Deadline
Award Amount

$750

Winning authors will receive cash prizes: $750 (first place), $500 (second place), or $250 (third place). Additionally, each winning author will receive a copy of the casebook Cases on Reproductive Rights and Justice, by Melissa Murray and Kristin Luker. The first place winner will also have a chance at publication with the NYU Review of Law and Social Change.


If/When/How, the Center for Reproductive Rights, and the Center on Reproductive Rights and Justice at U.C. Berkeley School of Law invite submissions for the twelfth annual Sarah Weddington Writing Prize for New Student Scholarship in Reproductive Rights.

The first place winning submission will have a presumption of publishability and receive expedited review by New York University School of Law's Review of Law and Social Change. Winning authors will also receive cash prizes: $750 (1st place), $500 (2nd place), or $250 (3rd place) in addition to a copy of Melissa Murray's and Kristin Luker's Cases on Reproductive Rights and Justice.

Scope & Themes: The co-sponsoring organizations seek student scholarship exploring reproductive rights and justice issues in the United States. We encourage writing that amplifies lesser-heard voices, suggests innovative solutions, and takes into account the realities and the lived experiences of the people most affected by reproductive oppression. We encourage students to think expansively about reproductive rights and justice (RR/RJ) and to analyze issues using an intersectional lens - considering the impact of demographic and institutional factors such as race, ethnicity, class, gender, sexuality, and immigration status.
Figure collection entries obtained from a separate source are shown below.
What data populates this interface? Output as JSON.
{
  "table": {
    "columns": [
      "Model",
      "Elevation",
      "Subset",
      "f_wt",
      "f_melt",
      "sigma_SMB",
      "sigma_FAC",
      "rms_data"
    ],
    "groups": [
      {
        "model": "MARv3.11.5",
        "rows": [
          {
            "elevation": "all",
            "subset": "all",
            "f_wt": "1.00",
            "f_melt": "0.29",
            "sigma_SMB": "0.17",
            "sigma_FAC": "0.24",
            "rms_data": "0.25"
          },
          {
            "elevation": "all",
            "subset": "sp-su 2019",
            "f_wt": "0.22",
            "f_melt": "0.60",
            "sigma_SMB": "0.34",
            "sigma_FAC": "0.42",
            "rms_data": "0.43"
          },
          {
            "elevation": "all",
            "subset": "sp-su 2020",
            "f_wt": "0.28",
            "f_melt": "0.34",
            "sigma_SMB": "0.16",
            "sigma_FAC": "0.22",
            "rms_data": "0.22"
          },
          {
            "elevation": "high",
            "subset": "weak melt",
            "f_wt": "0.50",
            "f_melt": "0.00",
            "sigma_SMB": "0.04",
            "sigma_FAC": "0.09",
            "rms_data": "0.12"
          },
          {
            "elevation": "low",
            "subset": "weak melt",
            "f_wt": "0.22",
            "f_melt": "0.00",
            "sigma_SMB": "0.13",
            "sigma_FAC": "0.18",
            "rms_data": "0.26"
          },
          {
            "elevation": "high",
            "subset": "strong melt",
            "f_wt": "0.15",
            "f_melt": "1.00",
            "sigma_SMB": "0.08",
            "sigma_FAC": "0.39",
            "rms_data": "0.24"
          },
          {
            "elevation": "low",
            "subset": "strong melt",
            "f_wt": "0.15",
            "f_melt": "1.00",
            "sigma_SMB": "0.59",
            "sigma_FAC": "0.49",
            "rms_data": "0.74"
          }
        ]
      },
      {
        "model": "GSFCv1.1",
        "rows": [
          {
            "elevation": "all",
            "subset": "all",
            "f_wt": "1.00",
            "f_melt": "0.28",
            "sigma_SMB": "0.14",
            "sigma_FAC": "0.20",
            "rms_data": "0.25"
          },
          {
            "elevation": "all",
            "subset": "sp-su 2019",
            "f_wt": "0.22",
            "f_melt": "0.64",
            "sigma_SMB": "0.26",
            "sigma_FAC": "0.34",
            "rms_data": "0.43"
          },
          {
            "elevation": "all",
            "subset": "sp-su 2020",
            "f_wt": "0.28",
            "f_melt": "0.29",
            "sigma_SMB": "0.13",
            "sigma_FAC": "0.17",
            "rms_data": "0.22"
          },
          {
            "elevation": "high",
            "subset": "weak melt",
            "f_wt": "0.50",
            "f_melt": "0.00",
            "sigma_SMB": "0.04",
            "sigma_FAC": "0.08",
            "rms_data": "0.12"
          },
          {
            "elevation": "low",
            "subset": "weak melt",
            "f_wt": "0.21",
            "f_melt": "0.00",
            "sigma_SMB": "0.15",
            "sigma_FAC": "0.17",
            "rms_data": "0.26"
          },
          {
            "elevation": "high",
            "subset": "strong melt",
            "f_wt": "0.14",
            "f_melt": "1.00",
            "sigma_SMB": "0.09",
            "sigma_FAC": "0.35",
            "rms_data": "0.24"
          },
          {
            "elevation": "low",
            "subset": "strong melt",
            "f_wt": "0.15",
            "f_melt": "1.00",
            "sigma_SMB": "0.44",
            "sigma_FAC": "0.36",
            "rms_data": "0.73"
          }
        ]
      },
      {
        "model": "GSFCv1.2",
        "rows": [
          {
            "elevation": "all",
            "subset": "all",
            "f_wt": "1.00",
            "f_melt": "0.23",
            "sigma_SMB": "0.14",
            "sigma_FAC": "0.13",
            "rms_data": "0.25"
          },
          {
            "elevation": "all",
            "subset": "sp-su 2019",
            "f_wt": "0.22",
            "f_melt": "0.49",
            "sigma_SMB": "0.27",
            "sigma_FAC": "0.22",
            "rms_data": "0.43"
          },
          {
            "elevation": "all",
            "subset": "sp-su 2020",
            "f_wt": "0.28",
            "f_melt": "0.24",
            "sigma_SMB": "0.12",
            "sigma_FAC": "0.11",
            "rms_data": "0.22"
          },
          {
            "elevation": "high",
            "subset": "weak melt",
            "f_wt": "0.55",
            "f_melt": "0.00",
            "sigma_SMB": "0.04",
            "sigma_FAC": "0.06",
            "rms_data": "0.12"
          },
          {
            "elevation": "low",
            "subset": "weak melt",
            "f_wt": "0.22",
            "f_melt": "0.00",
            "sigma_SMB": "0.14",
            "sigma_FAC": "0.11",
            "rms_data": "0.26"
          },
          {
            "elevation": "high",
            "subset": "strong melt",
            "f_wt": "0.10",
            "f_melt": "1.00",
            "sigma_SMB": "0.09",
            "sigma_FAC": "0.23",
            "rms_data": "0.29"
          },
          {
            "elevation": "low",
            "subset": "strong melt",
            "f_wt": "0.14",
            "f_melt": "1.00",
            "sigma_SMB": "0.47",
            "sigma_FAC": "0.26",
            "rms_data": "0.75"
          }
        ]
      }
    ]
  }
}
All submissions on RR/RJ topics are welcomed. Our suggested theme this year is: Balancing Burdens and Benefits after Whole Woman's Health v. Hellerstedt: In evaluating burdens faced by individuals seeking abortion care, the Supreme Court explained that any purported health benefits of Texas's HB2 were not "sufficient to justify the burdens upon access that each imposes." The Court identified a range of burdens imposed, including clinic closures, increased travel distances, longer waiting times, and less opportunity for individualized medical attention. How might evidence of the burdens that weigh most heavily against poor pregnant people such as out-of-pocket costs for abortions not covered by Medicaid, lost wages, travel time, and childcare factor into courts' analysis using the balancing test going forward? What other type of restrictive reproductive rights and justice regulations are subject to challenge under this new balancing test?